—Quoi! mon père... tu renvoies Vortigern?—dit Thétralde avec un accent de doux reproche.—J'aurais, au contraire, désiré qu'il restât pour te confirmer mon récit.
—Tout ce que tu me diras, ma fille, je le croirai. Parle, parle sans crainte devant moi et l'aïeul de ce digne garçon.
—Hier,—reprit Thétralde,—j'étais au balcon du palais lorsque Vortigern est entré dans la cour. Apprenant qu'il venait ici comme prisonnier, si jeune et blessé, je me suis tout de suite intéressée à lui; puis, quand il a manqué d'être renversé, tué peut-être par son cheval, j'ai eu si grand'peur, si grand'peur, que j'ai poussé un cri d'effroi; mais, lorsque Hildrude et moi nous l'avons vu se montrer intrépide cavalier, nous lui avons, dans notre admiration, jeté nos bouquets.

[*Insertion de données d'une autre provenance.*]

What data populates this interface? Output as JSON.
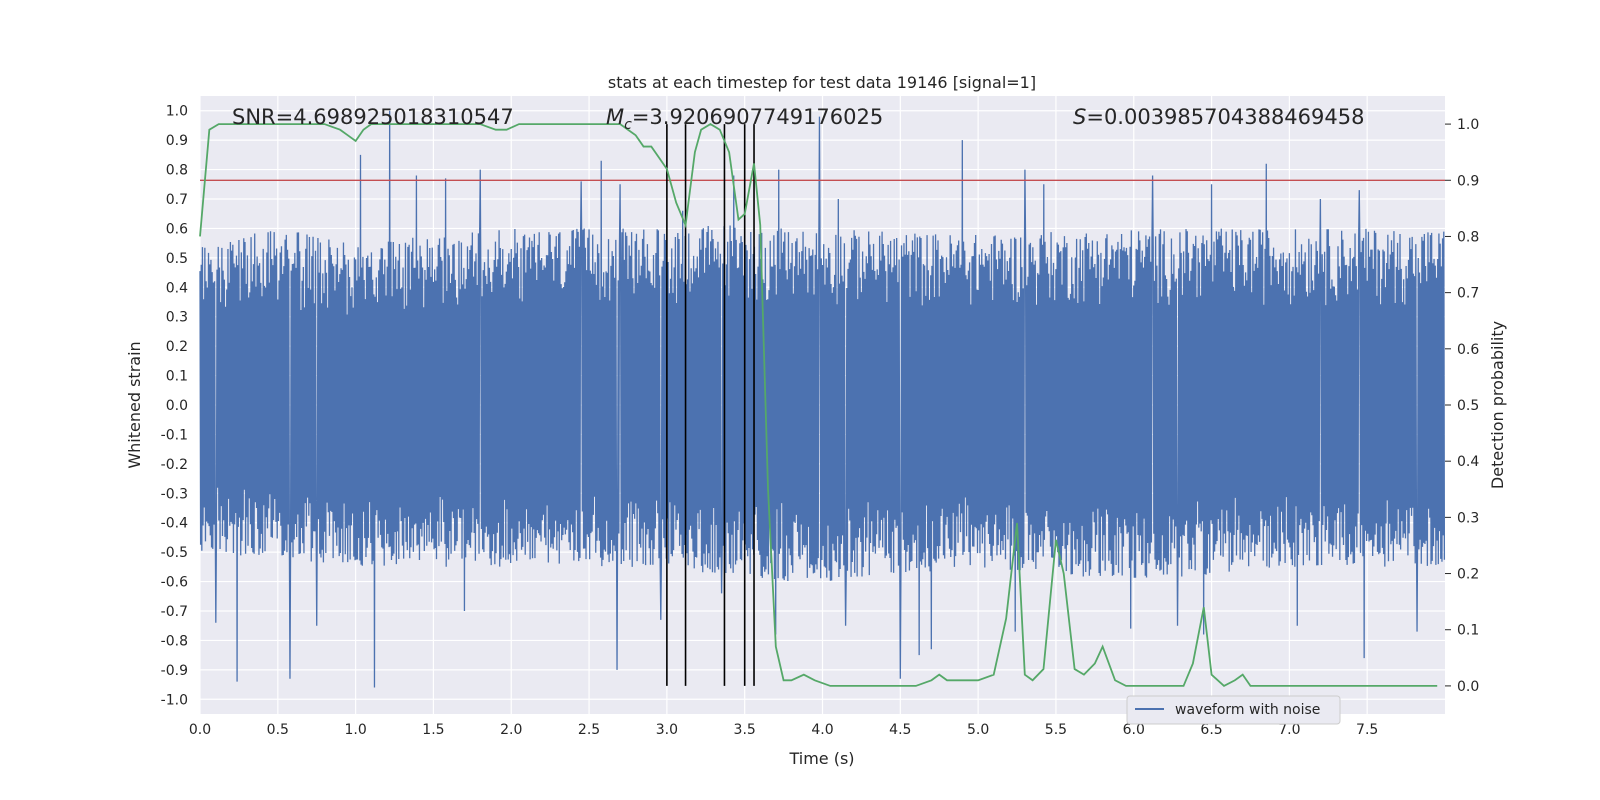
{
  "chart_data": {
    "type": "line",
    "title": "stats at each timestep for test data 19146 [signal=1]",
    "xlabel": "Time (s)",
    "ylabel_left": "Whitened strain",
    "ylabel_right": "Detection probability",
    "xlim": [
      0.0,
      8.0
    ],
    "ylim_left": [
      -1.05,
      1.05
    ],
    "ylim_right": [
      -0.05,
      1.05
    ],
    "x_ticks": [
      "0.0",
      "0.5",
      "1.0",
      "1.5",
      "2.0",
      "2.5",
      "3.0",
      "3.5",
      "4.0",
      "4.5",
      "5.0",
      "5.5",
      "6.0",
      "6.5",
      "7.0",
      "7.5"
    ],
    "y_ticks_left": [
      "1.0",
      "0.9",
      "0.8",
      "0.7",
      "0.6",
      "0.5",
      "0.4",
      "0.3",
      "0.2",
      "0.1",
      "0.0",
      "-0.1",
      "-0.2",
      "-0.3",
      "-0.4",
      "-0.5",
      "-0.6",
      "-0.7",
      "-0.8",
      "-0.9",
      "-1.0"
    ],
    "y_ticks_right": [
      "1.0",
      "0.9",
      "0.8",
      "0.7",
      "0.6",
      "0.5",
      "0.4",
      "0.3",
      "0.2",
      "0.1",
      "0.0"
    ],
    "grid": true,
    "legend": {
      "placement": "lower-center",
      "entries": [
        "waveform with noise"
      ]
    },
    "annotations": {
      "snr": "SNR=4.698925018310547",
      "mc_symbol": "M",
      "mc_sub": "c",
      "mc_value": "=3.9206907749176025",
      "s_symbol": "S",
      "s_value": "=0.003985704388469458"
    },
    "threshold": {
      "value": 0.9,
      "axis": "right",
      "color": "#c44e52"
    },
    "vlines_x": [
      3.0,
      3.12,
      3.37,
      3.5,
      3.56
    ],
    "series": [
      {
        "name": "waveform with noise",
        "axis": "left",
        "color": "#4c72b0",
        "duration": 8.0,
        "samples": 2048,
        "envelope_upper": [
          [
            0.0,
            0.55
          ],
          [
            0.5,
            0.6
          ],
          [
            1.0,
            0.55
          ],
          [
            2.0,
            0.6
          ],
          [
            2.5,
            0.6
          ],
          [
            3.0,
            0.6
          ],
          [
            3.4,
            0.62
          ],
          [
            3.6,
            0.6
          ],
          [
            4.0,
            0.6
          ],
          [
            5.0,
            0.58
          ],
          [
            6.0,
            0.6
          ],
          [
            7.0,
            0.6
          ],
          [
            8.0,
            0.6
          ]
        ],
        "envelope_lower": [
          [
            0.0,
            -0.5
          ],
          [
            1.0,
            -0.55
          ],
          [
            2.0,
            -0.55
          ],
          [
            3.0,
            -0.55
          ],
          [
            3.6,
            -0.6
          ],
          [
            4.0,
            -0.6
          ],
          [
            5.0,
            -0.55
          ],
          [
            6.0,
            -0.6
          ],
          [
            7.0,
            -0.55
          ],
          [
            8.0,
            -0.55
          ]
        ],
        "peaks_upper": [
          [
            0.24,
            0.72
          ],
          [
            1.03,
            0.85
          ],
          [
            1.22,
            1.0
          ],
          [
            1.39,
            0.78
          ],
          [
            1.58,
            0.77
          ],
          [
            1.8,
            0.8
          ],
          [
            2.45,
            0.76
          ],
          [
            2.58,
            0.83
          ],
          [
            2.7,
            0.75
          ],
          [
            3.1,
            0.66
          ],
          [
            3.43,
            0.78
          ],
          [
            3.72,
            0.8
          ],
          [
            3.98,
            0.98
          ],
          [
            4.1,
            0.7
          ],
          [
            4.9,
            0.9
          ],
          [
            5.3,
            0.8
          ],
          [
            5.42,
            0.75
          ],
          [
            6.12,
            0.78
          ],
          [
            6.5,
            0.75
          ],
          [
            6.85,
            0.82
          ],
          [
            7.2,
            0.7
          ],
          [
            7.45,
            0.73
          ],
          [
            7.82,
            0.75
          ]
        ],
        "peaks_lower": [
          [
            0.1,
            -0.74
          ],
          [
            0.24,
            -0.94
          ],
          [
            0.58,
            -0.93
          ],
          [
            0.75,
            -0.75
          ],
          [
            1.12,
            -0.96
          ],
          [
            1.7,
            -0.7
          ],
          [
            2.68,
            -0.9
          ],
          [
            2.96,
            -0.73
          ],
          [
            3.35,
            -0.64
          ],
          [
            3.7,
            -0.78
          ],
          [
            4.15,
            -0.75
          ],
          [
            4.5,
            -0.93
          ],
          [
            4.62,
            -0.85
          ],
          [
            4.7,
            -0.83
          ],
          [
            5.24,
            -0.77
          ],
          [
            5.98,
            -0.76
          ],
          [
            6.28,
            -0.75
          ],
          [
            6.45,
            -0.78
          ],
          [
            7.05,
            -0.75
          ],
          [
            7.48,
            -0.86
          ],
          [
            7.82,
            -0.77
          ]
        ]
      },
      {
        "name": "detection probability",
        "axis": "right",
        "color": "#55a868",
        "x": [
          0.0,
          0.06,
          0.12,
          0.18,
          0.25,
          0.3,
          0.4,
          0.5,
          0.6,
          0.7,
          0.8,
          0.9,
          0.95,
          1.0,
          1.05,
          1.1,
          1.2,
          1.3,
          1.4,
          1.5,
          1.6,
          1.7,
          1.8,
          1.9,
          1.97,
          2.05,
          2.2,
          2.3,
          2.4,
          2.5,
          2.6,
          2.7,
          2.75,
          2.8,
          2.85,
          2.9,
          2.95,
          3.0,
          3.06,
          3.12,
          3.18,
          3.22,
          3.28,
          3.34,
          3.4,
          3.46,
          3.5,
          3.56,
          3.6,
          3.65,
          3.7,
          3.75,
          3.8,
          3.88,
          3.95,
          4.05,
          4.2,
          4.35,
          4.5,
          4.6,
          4.7,
          4.75,
          4.8,
          4.85,
          5.0,
          5.1,
          5.18,
          5.25,
          5.3,
          5.35,
          5.42,
          5.5,
          5.55,
          5.62,
          5.68,
          5.75,
          5.8,
          5.88,
          5.95,
          6.1,
          6.25,
          6.32,
          6.38,
          6.45,
          6.5,
          6.58,
          6.65,
          6.7,
          6.75,
          6.85,
          7.0,
          7.2,
          7.4,
          7.6,
          7.8,
          7.95
        ],
        "y": [
          0.8,
          0.99,
          1.0,
          1.0,
          1.0,
          1.0,
          1.0,
          1.0,
          1.0,
          1.0,
          1.0,
          0.99,
          0.98,
          0.97,
          0.99,
          1.0,
          1.0,
          1.0,
          1.0,
          1.0,
          1.0,
          1.0,
          1.0,
          0.99,
          0.99,
          1.0,
          1.0,
          1.0,
          1.0,
          1.0,
          1.0,
          1.0,
          0.99,
          0.98,
          0.96,
          0.96,
          0.94,
          0.92,
          0.86,
          0.82,
          0.95,
          0.99,
          1.0,
          0.99,
          0.95,
          0.83,
          0.84,
          0.93,
          0.82,
          0.35,
          0.07,
          0.01,
          0.01,
          0.02,
          0.01,
          0.0,
          0.0,
          0.0,
          0.0,
          0.0,
          0.01,
          0.02,
          0.01,
          0.01,
          0.01,
          0.02,
          0.12,
          0.29,
          0.02,
          0.01,
          0.03,
          0.26,
          0.2,
          0.03,
          0.02,
          0.04,
          0.07,
          0.01,
          0.0,
          0.0,
          0.0,
          0.0,
          0.04,
          0.14,
          0.02,
          0.0,
          0.01,
          0.02,
          0.0,
          0.0,
          0.0,
          0.0,
          0.0,
          0.0,
          0.0,
          0.0
        ]
      }
    ]
  }
}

—Vous m'aviez toutes deux parlé de votre admiration pour ce jouvenceau comme habile écuyer, mais point du tout de ces bouquets-là; enfin, passons... continue.
—J'ai été certainement très-heureuse de ton retour, bon père; cependant, je te l'avoue, je pensais peut-être encore plus à Vortigern qu'à toi; toute la nuit, ma sœur et moi, nous avons parlé du jeune otage breton, de sa bonne grâce, de sa figure, à la fois douce et hardie... de...
—Bien, bien, passons là-dessus, ma fille, passons...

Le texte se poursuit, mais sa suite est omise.